Docmaker Michael Moore has had a special relationship with the Toronto International Film Festival, dating back to winning the People’s Choice Award for his breakthrough Roger & Me in 1989. So it was only fitting that he would use Toronto as the launch pad for his latest, Captain Mike Across America, which preemed Friday night.

Moore’s so-called ‘secret project’ was shot three years ago and has since sat on the shelf. The film follows him around in the lead-up to the 2004 U.S. elections, as he held speaking engagements at college campuses in the most hotly contested states to encourage the slacker generation to get out and vote, in the hopes of tipping the scales in favor of John Kerry and the Democrats.
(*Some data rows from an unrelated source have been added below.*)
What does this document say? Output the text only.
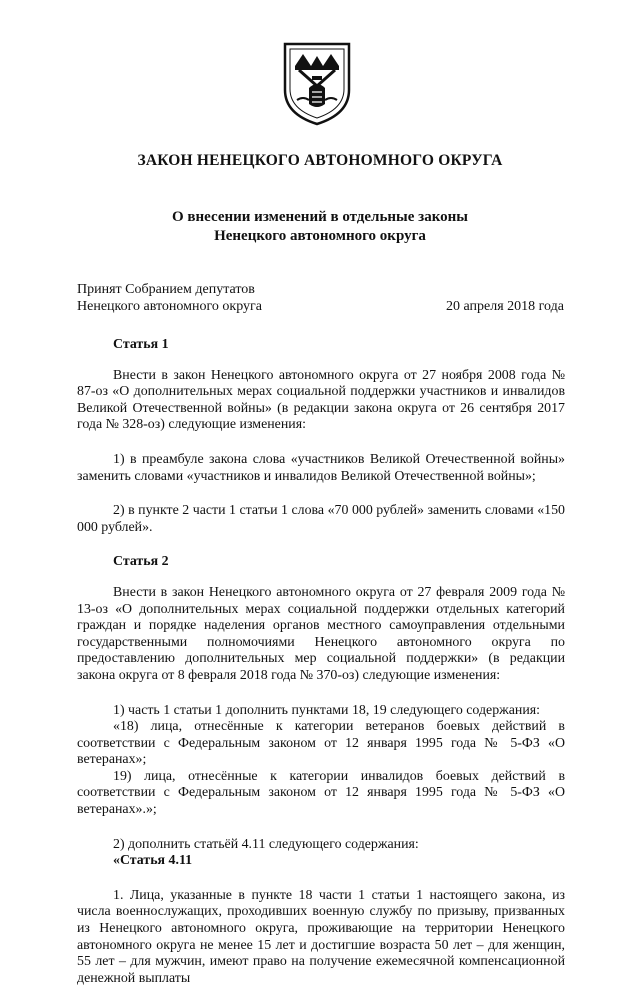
ЗАКОН НЕНЕЦКОГО АВТОНОМНОГО ОКРУГА
О внесении изменений в отдельные законы
Ненецкого автономного округа
Принят Собранием депутатов
Ненецкого автономного округа	20 апреля 2018 года

Статья 1

Внести в закон Ненецкого автономного округа от 27 ноября 2008 года № 87-оз «О дополнительных мерах социальной поддержки участников и инвалидов Великой Отечественной войны» (в редакции закона округа от 26 сентября 2017 года № 328-оз) следующие изменения:

1) в преамбуле закона слова «участников Великой Отечественной войны» заменить словами «участников и инвалидов Великой Отечественной войны»;

2) в пункте 2 части 1 статьи 1 слова «70 000 рублей» заменить словами «150 000 рублей».

Статья 2

Внести в закон Ненецкого автономного округа от 27 февраля 2009 года № 13-оз «О дополнительных мерах социальной поддержки отдельных категорий граждан и порядке наделения органов местного самоуправления отдельными государственными полномочиями Ненецкого автономного округа по предоставлению дополнительных мер социальной поддержки» (в редакции закона округа от 8 февраля 2018 года № 370-оз) следующие изменения:

1) часть 1 статьи 1 дополнить пунктами 18, 19 следующего содержания:

«18) лица, отнесённые к категории ветеранов боевых действий в соответствии с Федеральным законом от 12 января 1995 года № 5-ФЗ «О ветеранах»;

19) лица, отнесённые к категории инвалидов боевых действий в соответствии с Федеральным законом от 12 января 1995 года № 5-ФЗ «О ветеранах».»;

2) дополнить статьёй 4.11 следующего содержания:

«Статья 4.11

1. Лица, указанные в пункте 18 части 1 статьи 1 настоящего закона, из числа военнослужащих, проходивших военную службу по призыву, призванных из Ненецкого автономного округа, проживающие на территории Ненецкого автономного округа не менее 15 лет и достигшие возраста 50 лет – для женщин, 55 лет – для мужчин, имеют право на получение ежемесячной компенсационной денежной выплаты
Well, we all know how that turned out, which probably explains why the director was in no rush to get the film out — until now, with a return to the polls on the horizon next year.

The film digs up plenty of anti-Republican and anti-war sentiment among youth in the Midwest. ‘If you don’t live in L.A., New York, Berkeley or Ann Arbor, and you don’t like what’s going on, you have a lonely feeling sometimes,’ he told the appreciative Toronto audience before the film.

Moore was in good spirits, reporting that he had just learned that Sicko, his indictment of the U.S. health care system, had just become the third-highest grossing documentary of all time. He also occupies the top spot.

‘All that’s left between Fahrenheit 9/11 and Sicko are those fucking penguins,’ he joked, referring to March of the Penguins, the second-highest grosser.

Ever-gushy about all things Canadian, Moore said he was touched when told that Fahrenheit — highly critical of the Bush administration — had aired on the CBC days before. It has only aired on pay-TV in the U.S.

‘Three years after I made that film, it can be shown on public television in Canada, but not in the U.S.,’ he said.

‘By the way, that’s not an endorsement of the CBC,’ he added with a smile.

Critics who have complained about Moore being too much in front of the camera in his films will be pushed over the edge with his latest, in which he is the central character, appearing before roaring crowds and fawning celebrity ‘opening acts’ including Eddie Vedder, Steve Earle, R.E.M. and Joan Baez, who crowns him as the new Bob Dylan. When asked about the release future of the film, Moore deferred to his distributor, indie kingpin Harvey Weinstein, seated in the crowd.

‘I’m seeing it with you for the first time with an audience,’ Weinstein got up and said. ‘We’re going to sit down with Michael and figure it out.’

Through its soon-to-expire output deal with The Weinstein Company, Alliance Films is handling Captain Mike in Canada, though no theatrical dates have been set.